There is also a local, per user data store attached to VESPA which is implemented using an embedded H2 Java database. To create a project, users specify up to five files representing DNA, protein, peptide, probe (oligonucleotide), and RNA sequence information where an analysis module processes and writes data to the database.
Apache POI is used to process files in Excel format and Super CSV for .csv files. SOCR (Statistics Online Computational Resource) from UCLA is used for doing statistical analyses to support our peptide scoring algorithms.
Having built numerous Java desktop applications and drawing from my own homegrown "mini application framework" over the years, I decided it was time to invest in a real application framework.
Several factors led to the choice of using the NetBeans Platform for VESPA. The NetBeans Platform is open source and written in Java, it is the only major application framework that supports its own module system as well as OSGI, applications build with it can use Swing, and there is an abundance of support and documentation available.
Working with such a framework frees developers from having to manage window systems, toolbars, menus, actions, persistence and so forth, and allows them to focus on business logic in a modular sense.
Adding new developers or even having the community contribute, should this project become open source, becomes much easier.
After attending several NetBeans Platform focused sessions at JavaOne in 2010, I spoke with my project team and we decided to migrate our Java Swing built application.

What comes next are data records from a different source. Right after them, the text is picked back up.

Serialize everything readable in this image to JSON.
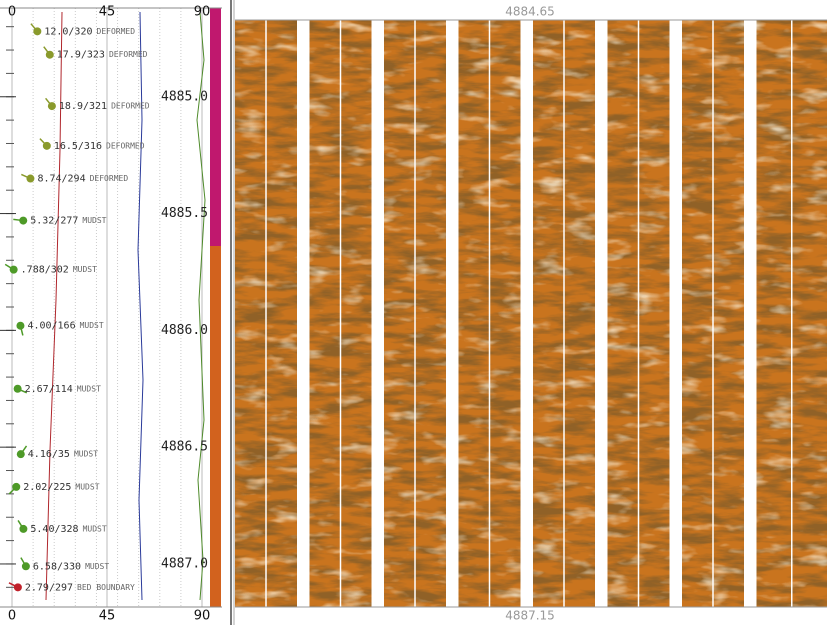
{
  "chart_data": {
    "type": "tadpole",
    "x": [
      12.0,
      17.9,
      18.9,
      16.5,
      8.74,
      5.32,
      0.788,
      4.0,
      2.67,
      4.16,
      2.02,
      5.4,
      6.58,
      2.79
    ],
    "value_labels": [
      "12.0/320",
      "17.9/323",
      "18.9/321",
      "16.5/316",
      "8.74/294",
      "5.32/277",
      ".788/302",
      "4.00/166",
      "2.67/114",
      "4.16/35",
      "2.02/225",
      "5.40/328",
      "6.58/330",
      "2.79/297"
    ],
    "azimuth": [
      320,
      323,
      321,
      316,
      294,
      277,
      302,
      166,
      114,
      35,
      225,
      328,
      330,
      297
    ],
    "y": [
      4884.72,
      4884.82,
      4885.04,
      4885.21,
      4885.35,
      4885.53,
      4885.74,
      4885.98,
      4886.25,
      4886.53,
      4886.67,
      4886.85,
      4887.01,
      4887.1
    ],
    "facies": [
      "DEFORMED",
      "DEFORMED",
      "DEFORMED",
      "DEFORMED",
      "DEFORMED",
      "MUDST",
      "MUDST",
      "MUDST",
      "MUDST",
      "MUDST",
      "MUDST",
      "MUDST",
      "MUDST",
      "BED BOUNDARY"
    ],
    "colors": [
      "#8a9a2c",
      "#8a9a2c",
      "#8a9a2c",
      "#8a9a2c",
      "#8a9a2c",
      "#4e9a28",
      "#4e9a28",
      "#4e9a28",
      "#4e9a28",
      "#4e9a28",
      "#4e9a28",
      "#4e9a28",
      "#4e9a28",
      "#c0202a"
    ],
    "xlim": [
      0,
      90
    ],
    "xticks": [
      0,
      45,
      90
    ],
    "ylim": [
      4884.65,
      4887.15
    ],
    "yticks": [
      {
        "value": 4885.0,
        "label": "4885.0"
      },
      {
        "value": 4885.5,
        "label": "4885.5"
      },
      {
        "value": 4886.0,
        "label": "4886.0"
      },
      {
        "value": 4886.5,
        "label": "4886.5"
      },
      {
        "value": 4887.0,
        "label": "4887.0"
      }
    ],
    "grid": true
  }
}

Learning the NetBeans Platform
In my opinion, there is a substantial learning curve to using the NetBeans Platform and my best advice is to jump in with some of the tutorials and follow them through on your own machine. This of course is my own perspective where I did not join a team already using the NetBeans Platform to develop software. The community provides countless sources of information including tutorials, screencasts, how tos, faqs, books, forums, and mailing lists, all of which have proven very helpful.
One area I think puzzles a lot of developers is defining window modes. There are several good examples of how to capture the definition of a mode, but sometimes complicated window setups still don’t come out right.
Keep in mind that the editor not only has its own mode defined but you will find a definition for the editor mode in the WindowManager.wswmgr file found by looking at any module’s layer file in context directly under the Windows2 folder. This file also defines the default size of the main application window and its location. I stumbled across a recursive definition of the split desktop in an old document titled "New Window System API Changes". This helped me to better understand the multiple horizontal and vertical constraints found in .wsmode files.Finally, to the NetBeans community, thank you and keep up the good work!